Hâtun evliyâların büyüklerinden. Horasanlıdır. Mekke-i mükerremede otururdu. Bâyezîd-i Bistâmî’nin medh ve iltifâtına mazhar olmuştur. Zünnûn-i Mısrî kendisine birçok mes’elelerde danışmıştır. 203 (m. 818) senesinde Mekke-i mükerremede vefât etmiştir.
Bâyezîd-i Bistâmî onun hakkında der ki: “Ömrümde bir hâtun tanıdım. O Fâtıma-i Nişâbûriyye’dir. Kendisine herhangi bir konuda haber vermek istesem, ona ayan olur ve o şeyi kendisi bana bildirirdi.”
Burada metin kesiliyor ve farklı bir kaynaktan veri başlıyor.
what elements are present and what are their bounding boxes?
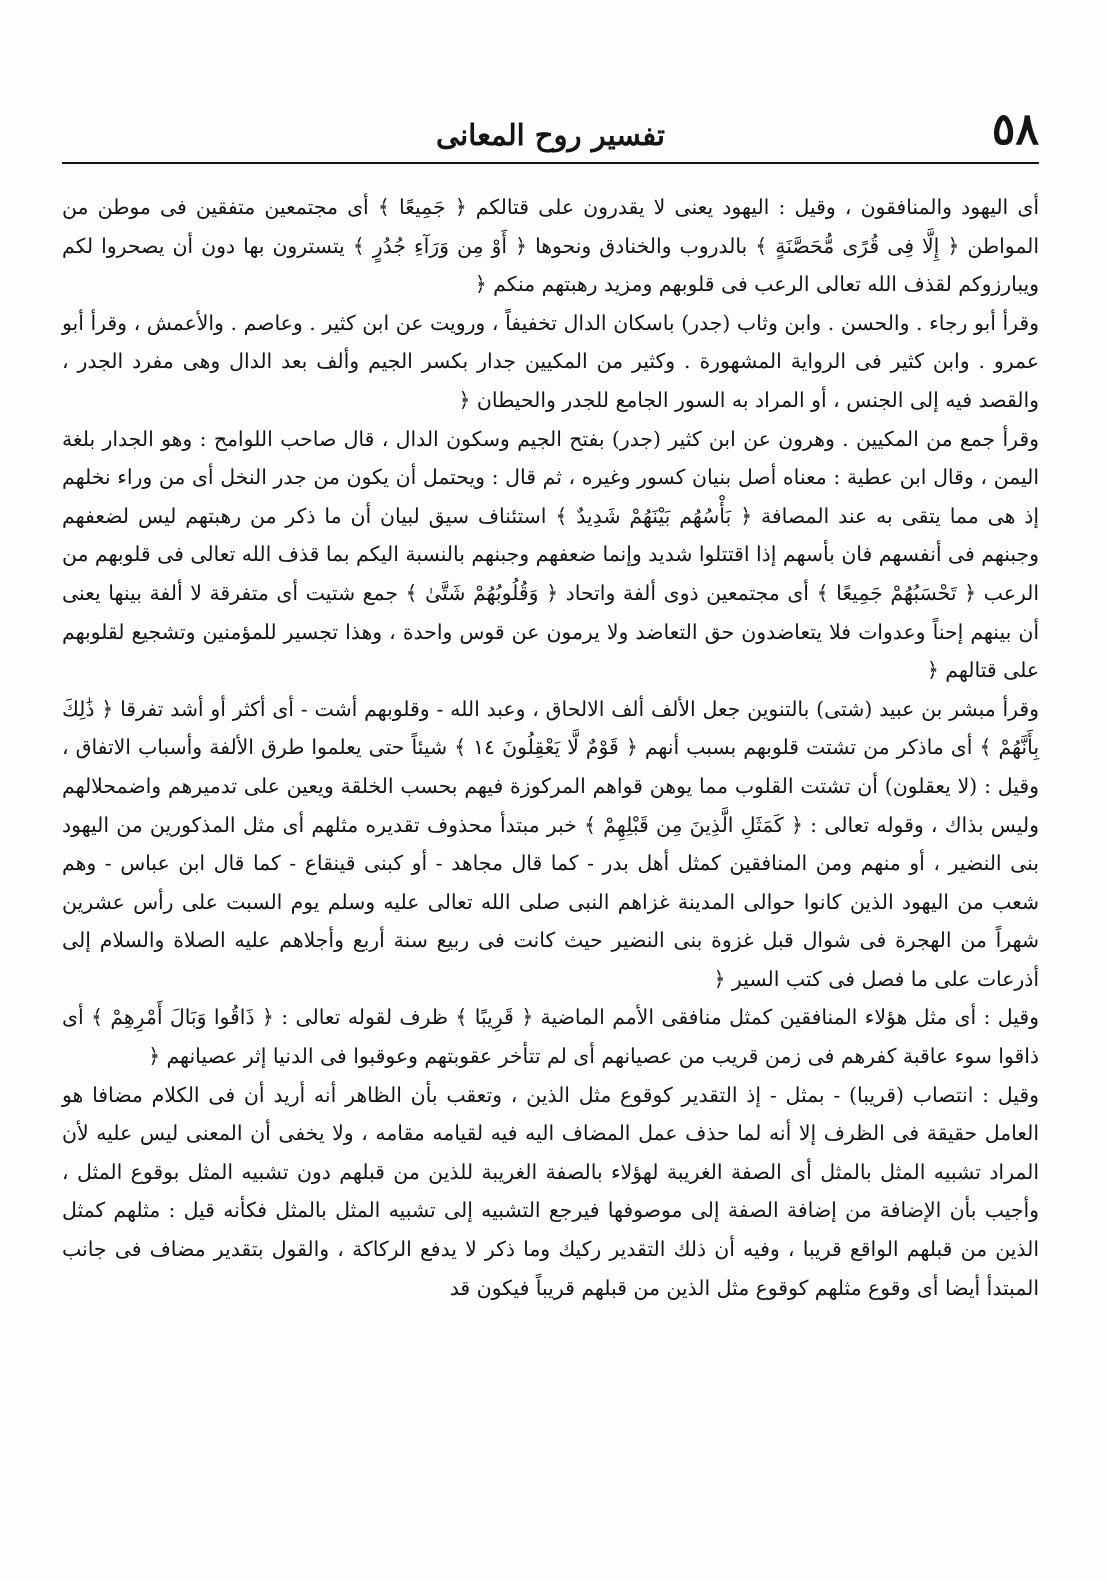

Zünnûn-i Mısrî ise onun için şunları söylemiştir: “Mekke-i mükerremede bir hâtun vardır. Adı Fâtıma-i Nişâbûriyye’dir. Bu veliyye hanım, Kur’ân-ı kerîmin ma’nâ ve esrârından öyle şeyler söylerdi ki, bana hayret verirdi.”
Bu evliyâ hâtun, Allahü teâlâya öylesine âşık ve Peygamber efendimize ( aleyhisselâm ) öyle sevgi beslerdi ki, bir sohbet esnasında onlardan bahsedilirken dayanamayıp vefât etti.
Buyurdu ki: “Allahü teâlâyı zikr ettiğin, andığın zaman, Allahü teâlânın seni gördüğünü düşün ve zikre devam et.”
“Sıdk ve takvâ sahipleri bu zamanda bir derya içindedirler. O deryanın dalgaları onlara çarpmaktadır. O derya içinde boğulmuşcasına Allahü teâlâya duâ ve feryâd ederler. Kâdir-i mutlak olan Hak teâlâdan se’âdet ve necât talep ederler.
“Kim, Allahü teâlâyı düşünerek amel ve ibâdet yaparsa, o kimse ihlâs, sahibidir.”